24 hours in Seville

Now why would you be spending only one night in Seville, if you are a traveler in your right mind?

It may be because, like us, you wanted to cram in as much as possible of the best of all that Spain has to offer, within a 10-day trip across the country.

Because a) taking more time off was just not doable due to work demands. And b) when might you next be able to make the 20-hour journey, is anyone’s guess. Also c) so that you can get a flavour of different regions to plan better for an extended and more leisurely future trip, whenever that may be.

So, 24 hours it is, and the question is – how are you going to spend it?

  1. Marvel at the varied and extravagant architecture of the Real Alcazar

After having recently re-visited the famous Mughal monuments of Agra, I wasn’t sure I would be impressed by the architecture in Spain. Obviously, I hadn’t done my research properly.

A walk through the Real Alcazar, one of the oldest royal residences in Europe, is like walking through different cultures and eras – the collection of buildings that make it up vary so much in style and architecture – a testament to the region’s history.

The sections built in mudejar style, with the intricate detailing on the walls, floors and ceilings, could keep you enthralled for days on end.

In spring, the bright purple blooms of the jacaranda trees add a beautiful splash of colou to the lovely gardens.

  1. Take in the stunning views of this white, yellow and brown city from the top of the Giralda

Standing in the snaking queue to gain entry to the Seville Cathedral, I struggled to appreciate the beauty of the exterior façade. Gothic architecture isn’t my cup of tea. The interior, though was very impressive in its scale.

The legend goes that when they started planning it, the members of the cathedral chapter said, “Let us build a church so beautiful and so grand that those who see it finished will think we are mad”. Today, this church houses the remains of Christopher Columbus and stands as the world’s largest cathedral.

The best part however, is the climb up to the top (relatively easy slope, not steps) of the Giralda, the former minaret of the mosque that stood on this site, which was later converted into a bell tower.

Seville-10The city extends below – the brown tiled-roof buildings and historic churches of the congested Jewish quarter, giving way to newer buildings and modern structures further away.

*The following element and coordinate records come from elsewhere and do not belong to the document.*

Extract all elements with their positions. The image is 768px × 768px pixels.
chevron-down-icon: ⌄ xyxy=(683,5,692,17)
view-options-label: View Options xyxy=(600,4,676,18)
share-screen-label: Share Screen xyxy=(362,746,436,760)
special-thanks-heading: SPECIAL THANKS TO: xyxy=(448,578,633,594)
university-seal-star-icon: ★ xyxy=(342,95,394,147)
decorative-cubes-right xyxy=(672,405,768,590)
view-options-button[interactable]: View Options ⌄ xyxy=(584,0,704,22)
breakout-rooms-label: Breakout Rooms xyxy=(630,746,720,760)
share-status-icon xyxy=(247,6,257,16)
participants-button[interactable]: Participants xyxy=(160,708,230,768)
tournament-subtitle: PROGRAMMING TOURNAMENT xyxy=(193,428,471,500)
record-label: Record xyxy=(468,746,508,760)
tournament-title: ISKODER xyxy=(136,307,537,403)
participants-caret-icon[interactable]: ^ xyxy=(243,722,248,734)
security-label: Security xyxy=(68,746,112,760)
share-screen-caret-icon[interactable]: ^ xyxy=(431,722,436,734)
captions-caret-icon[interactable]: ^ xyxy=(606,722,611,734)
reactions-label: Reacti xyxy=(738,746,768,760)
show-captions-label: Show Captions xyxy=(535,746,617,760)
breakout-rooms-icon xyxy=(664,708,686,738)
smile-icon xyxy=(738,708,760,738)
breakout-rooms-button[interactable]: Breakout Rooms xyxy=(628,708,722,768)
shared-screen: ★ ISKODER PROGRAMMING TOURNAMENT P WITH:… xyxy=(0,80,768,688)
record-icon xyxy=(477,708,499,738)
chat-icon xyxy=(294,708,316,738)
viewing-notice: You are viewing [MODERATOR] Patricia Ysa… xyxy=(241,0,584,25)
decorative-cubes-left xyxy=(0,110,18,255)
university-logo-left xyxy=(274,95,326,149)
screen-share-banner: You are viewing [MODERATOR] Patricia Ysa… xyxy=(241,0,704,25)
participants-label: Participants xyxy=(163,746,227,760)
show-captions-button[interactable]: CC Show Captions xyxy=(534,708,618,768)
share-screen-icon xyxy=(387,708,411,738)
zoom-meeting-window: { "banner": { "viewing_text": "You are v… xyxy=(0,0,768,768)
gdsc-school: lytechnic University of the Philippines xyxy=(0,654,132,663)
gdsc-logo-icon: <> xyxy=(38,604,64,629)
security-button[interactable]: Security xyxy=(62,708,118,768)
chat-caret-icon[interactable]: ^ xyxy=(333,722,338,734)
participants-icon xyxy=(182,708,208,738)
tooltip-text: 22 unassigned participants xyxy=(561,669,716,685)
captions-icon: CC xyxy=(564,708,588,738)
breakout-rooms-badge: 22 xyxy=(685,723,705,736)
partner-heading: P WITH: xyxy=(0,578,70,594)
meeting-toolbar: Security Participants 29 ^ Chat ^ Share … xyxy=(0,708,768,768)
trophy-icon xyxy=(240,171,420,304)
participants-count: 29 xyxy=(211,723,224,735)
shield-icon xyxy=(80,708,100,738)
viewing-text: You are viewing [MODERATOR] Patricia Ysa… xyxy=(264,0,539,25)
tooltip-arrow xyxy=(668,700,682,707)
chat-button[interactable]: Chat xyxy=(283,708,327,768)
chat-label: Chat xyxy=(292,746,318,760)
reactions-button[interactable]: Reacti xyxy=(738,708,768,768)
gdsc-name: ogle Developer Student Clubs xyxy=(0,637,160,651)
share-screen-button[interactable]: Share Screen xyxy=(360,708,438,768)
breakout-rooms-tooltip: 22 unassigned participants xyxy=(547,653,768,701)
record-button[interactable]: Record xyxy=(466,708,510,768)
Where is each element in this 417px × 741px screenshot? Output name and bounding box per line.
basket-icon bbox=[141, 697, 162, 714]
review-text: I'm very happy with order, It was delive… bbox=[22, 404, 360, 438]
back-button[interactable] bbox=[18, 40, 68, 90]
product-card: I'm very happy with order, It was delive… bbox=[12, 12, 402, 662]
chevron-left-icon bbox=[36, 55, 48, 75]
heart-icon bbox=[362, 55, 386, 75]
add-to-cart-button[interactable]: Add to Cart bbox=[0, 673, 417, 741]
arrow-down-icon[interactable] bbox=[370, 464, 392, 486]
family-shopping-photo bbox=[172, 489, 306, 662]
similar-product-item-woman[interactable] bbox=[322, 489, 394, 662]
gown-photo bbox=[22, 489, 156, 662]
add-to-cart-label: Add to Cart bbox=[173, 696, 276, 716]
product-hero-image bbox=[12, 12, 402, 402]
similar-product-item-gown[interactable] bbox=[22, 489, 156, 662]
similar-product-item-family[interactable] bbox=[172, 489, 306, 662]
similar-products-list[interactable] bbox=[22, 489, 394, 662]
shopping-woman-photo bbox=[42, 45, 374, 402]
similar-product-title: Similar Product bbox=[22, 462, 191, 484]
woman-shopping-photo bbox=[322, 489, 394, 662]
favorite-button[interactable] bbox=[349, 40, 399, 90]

  1. Get lost in the labyrinth streets of the Barrio de Santa Cruz

As we made our way to our intended dinner destination, navigating the Barrio de Santa Cruz using a map, was about as fruitful as looking for a parking spot in Wanchai on a weekend.

In medieval times, this neighbourhood was the Jewish quarter, where the entire Jewish population of the city had been concentrated by Ferdinand III of Castille, when he captured it.

The maze of narrow cobble-stoned streets, with colorful architecture, beautiful plazas, vibrant shops and character-laden bars around every corner makes for a glorious stroll.

You might just forget what your destination was, and simply give in to the charms of the journey.

  1. Be mesmerized by an adrenalin-producing Flamenco performance

Hubby was convinced that I was dragging him to some “tourist trap” operation. After the first act, he admitted that he had to eat his words.

Flamenco’s origins are unclear, except that it grew out of the music and dance styles of Roma and Andalucian people. While the word traditionally conjures up images of female dancers in long layered gowns, the musicians, singers as well as the male dancers also play an integral part in the performances.

The style of Flamenco songs can vary from heart-achingly serious to upbeat and frivolous. An impossibly energetic dance performance to the blood-rushing sounds of a guitar accompanied by tapping feet, clapping hands and clicking castanets is sure to transport you into an ecstatic reverie.

Don’t ask how it happens, but merely watching may leave you exhausted by the end of it.

  1. Taste some of Andalucia’s best tapas

Our first encounter with Andalucian tapas at a highly recommended restaurant, had left us sadly disappointed, and we were worried that San Sebastian had spoiled us. Thankfully, our next meal at the bustling Bar LaBulla restored our faith in the city’s culinary skills.

As with many other countries, the cuisine of Spain varies significantly from region to region. Paella is not the national dish, and “Spanish tapas” is a term about as descriptive as “Indian breads”.

Given the varied topography, Andalusian cuisine itself is quite varied. Some famous dishes are piscaito frito (fried fish. Actually any form of seafood, deep fried), salmorejo cordobes (a cold mixture of tomato and bread), gazpacho (a cold soup of tomato, vegetables, vinegar, olive oil, etc.), etc.

Don’t try to decipher the menus and ask your waiter to recommend house specialties. And to celebrate being in the region that is home to bullfighting, try bull’s tail.

And here’s something extra. If you happen to visit the day after the city’s beloved football team wins the UEFA Europa League Final, you can join the hordes of fans across all ages congregating on the streets, to revel and give their heroes a warm welcome home.